Eliane Gomes-Alves: Dizer que a Amazônia é o pulmão do mundo é colocar todo o seu significado em uma formulação errada e simplista. Há pesquisas suficientes para mostrar que a maior parte do oxigênio global é produzida pelo fitoplâncton (algas) nos oceanos. Mas as pessoas querem respostas simples para problemas complexos. Mas a ciência não nos dá respostas simples e imutáveis. Freqüentemente, há situações em que novas descobertas derrubam as antigas, e quanto mais ciência é produzida, mais complexo se torna o seu entendimento. Existem muitas pesquisas que mostram a importância da Amazônia em termos de biodiversidade e distribuição de água. Isso de forma alguma o coloca em um nível menos importante, como se ele fosse o pulmão do mundo (o que ele não é). As razões para a conservação da floresta são inúmeras e não podem ser substituídas por um slogan que leve à desinformação. Uma imprensa de boa reputação tem a obrigação moral e ética de investigar e não divulgar informações falsas.

Quão ativos podem ser os movimentos civis pelo clima e os ativistas políticos nos tempos de Bolsonaro?

Cristiane Mazzetti: No passado (antes do governo Bolsonaro), o governo federal via a sociedade civil como um ator estratégico na formulação de políticas públicas e nas ações que ajudavam a reduzir o desmatamento. A moratória da soja foi até citada em relatórios do PPCDAm como uma medida para conter o desmatamento. Esta promessa do setor privado, assinada por comerciantes de soja, foi em resposta à pressão de campanhas da sociedade civil destacando a ligação entre soja e desmatamento florestal na Amazônia.

Atualmente, o governo não apenas interrompeu o diálogo com ONGs, movimentos rurais e povos indígenas, mas também reduziu e eliminou a participação de representantes da sociedade civil nos conselhos. Além disso, um dos rascunhos do plano de enfrentamento ao desmatamento na Amazônia continha a intenção de controlar 100% das ONGs que atuam na área. Já houve casos de denúncias, intimidações e (in) ações judiciais contra ativistas e ambientalistas. A medida tornou-se absurda quando o serviço secreto brasileiro (Abin) foi utilizado para monitorar a sociedade civil durante a conferência do clima em Madri (2019).

Eliane, você passou um tempo na Amazônia. Houve algum momento decisivo que influenciou sua abordagem de pesquisa?
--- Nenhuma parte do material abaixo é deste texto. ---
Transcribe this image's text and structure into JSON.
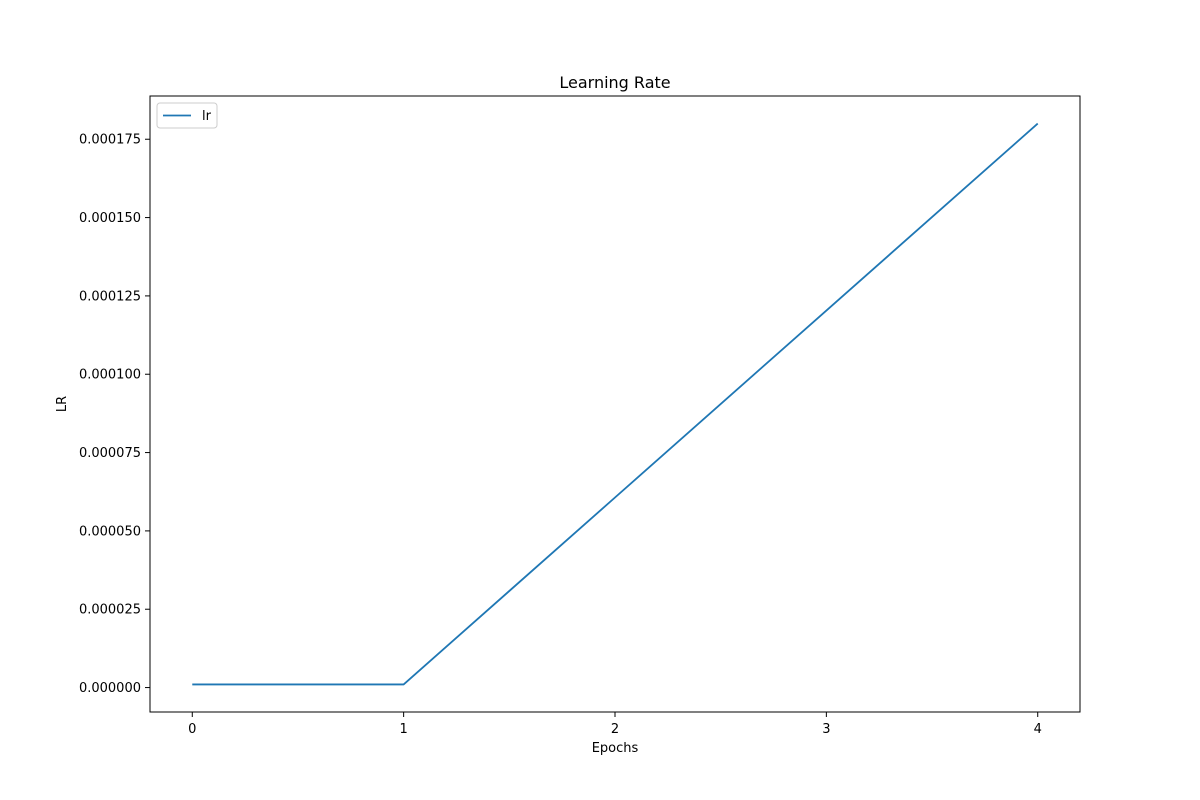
{
  "chart_data": {
    "type": "line",
    "title": "Learning Rate",
    "xlabel": "Epochs",
    "ylabel": "LR",
    "x": [
      0,
      1,
      2,
      3,
      4
    ],
    "xticks": [
      "0",
      "1",
      "2",
      "3",
      "4"
    ],
    "xlim": [
      -0.2,
      4.2
    ],
    "yticks": [
      "0.000000",
      "0.000025",
      "0.000050",
      "0.000075",
      "0.000100",
      "0.000125",
      "0.000150",
      "0.000175"
    ],
    "ytick_values": [
      0,
      2.5e-05,
      5e-05,
      7.5e-05,
      0.0001,
      0.000125,
      0.00015,
      0.000175
    ],
    "ylim": [
      -7.8e-06,
      0.0001888
    ],
    "grid": false,
    "legend_position": "top-left",
    "series": [
      {
        "name": "lr",
        "color": "#1f77b4",
        "values": [
          1e-06,
          1e-06,
          6.066e-05,
          0.00012033,
          0.00018
        ]
      }
    ]
  }
}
Eliane Gomes-Alves: Com certeza. O conhecimento tradicional das pessoas que moram perto dos locais de teste contribuiu muito para minha pesquisa. São os locais que sabem identificar as plantas com que trabalho, que sabem se locomover na floresta e que conhecem o clima do ponto de vista empírico. Foi meu contato com o povo amazônico que me ensinou sobre a floresta, o que estudar e como fazer minhas pesquisas. Seus conhecimentos tradicionais influenciam o desenvolvimento de projetos experimentais de pesquisa e as adaptações de dispositivos que são construídos apenas para uso em regiões de latitude média, como a Europa.

Que desafios você tem que enfrentar como jovem na pesquisa?

Eliane Gomes-Alves:Os desafios são principalmente resultado do patriarcado. Eu faço pesquisas em uma área, as geociências, que ainda é dominada pelos homens. Em várias expedições, fui a única ou a única parte de um grupo muito pequeno de mulheres que participaram como cientistas. Tenho enfrentado situações caracterizadas por discriminação e preconceito, por ex. Por exemplo, não me deixar dirigir porque sou mulher, para situações reais de assédio sexual. Infelizmente, ainda é comum eu ouvir comentários que às vezes reduzem minhas habilidades cognitivas por meio do preconceito contra as mulheres; que as mulheres são vistas como menos capazes e, às vezes, degradando minha humanidade na forma de uma falta de respeito pelo meu corpo e intelecto.

fecho

Esta entrevista foi produzida pela OXI – Thinking Business Different. OXI, que é um jornal mensal economicamente crítico que está incluído no »nd DIE WOCHE, e foi publicada pelo Neues Deutschland [Aqui!].